The ghost town of Hamburg, South Carolina, was once a thriving upriver market located in Edgefield District (now Aiken County) of the Piedmont. It was founded by Henry Shultz in 1821, across the Savannah River from Augusta, Georgia, in direct competition with that city (Cordle 1940:82). In its heyday, 60,000 bales of cotton worth $2,000,000 were brought by wagon to Hamburg each year (Chapman 1897:237). This cotton continued by pole boat or steam boat to the ports of Charleston or Savannah for subsequent shipment to manufacturers in New England or Europe. Hamburg lost business after Augusta completed its canal in 1848.
After the American Civil War, Hamburg was repopulated mostly by freedmen and was within newly organized Aiken County. It became notorious in July 1876 as the site of a massacre of blacks by whites in what was one of a number of violent incidents by Democratic paramilitary groups to suppress black voting in that year's elections. The Democrats regained control of the state government and federal troops were withdrawn the next year from South Carolina and other states, ending the Reconstruction era.

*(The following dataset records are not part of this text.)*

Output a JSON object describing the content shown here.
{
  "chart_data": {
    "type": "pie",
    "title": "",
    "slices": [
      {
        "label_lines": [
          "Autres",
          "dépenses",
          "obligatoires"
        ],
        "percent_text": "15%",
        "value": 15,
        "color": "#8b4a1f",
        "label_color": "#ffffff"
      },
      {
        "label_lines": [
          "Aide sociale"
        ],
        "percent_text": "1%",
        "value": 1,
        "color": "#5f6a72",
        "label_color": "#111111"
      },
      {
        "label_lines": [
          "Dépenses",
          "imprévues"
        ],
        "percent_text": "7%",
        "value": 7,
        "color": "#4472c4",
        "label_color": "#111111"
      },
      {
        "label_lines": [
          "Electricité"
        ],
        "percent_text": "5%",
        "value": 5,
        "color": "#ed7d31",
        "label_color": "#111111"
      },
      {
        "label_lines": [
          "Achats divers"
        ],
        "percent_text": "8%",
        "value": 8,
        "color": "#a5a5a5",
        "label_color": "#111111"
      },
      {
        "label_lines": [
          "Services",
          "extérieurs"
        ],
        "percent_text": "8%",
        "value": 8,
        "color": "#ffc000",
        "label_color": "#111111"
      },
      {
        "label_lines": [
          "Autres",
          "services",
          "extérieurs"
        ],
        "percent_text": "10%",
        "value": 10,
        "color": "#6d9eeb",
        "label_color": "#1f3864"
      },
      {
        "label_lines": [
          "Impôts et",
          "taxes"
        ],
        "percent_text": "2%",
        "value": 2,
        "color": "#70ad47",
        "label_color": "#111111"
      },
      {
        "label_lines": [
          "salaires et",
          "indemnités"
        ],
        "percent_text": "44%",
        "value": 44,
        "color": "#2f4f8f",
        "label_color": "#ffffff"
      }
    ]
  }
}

During his American tour as 'Guest of the Nation', the Marquis de Lafayette visited Hamburg on March 24, 1825 (Cashin 1980:86). The town became the western terminus of the South Carolina Railroad. This was the world's first railroad in the modern pattern. Providing scheduled steam service over 136 miles of line from Charleston to Hamburg, it was the world's longest at its completion in 1833 (Derrick 1930:58-59). A railroad bridge was constructed over the Savannah River in 1854 but Hamburg was already in decline.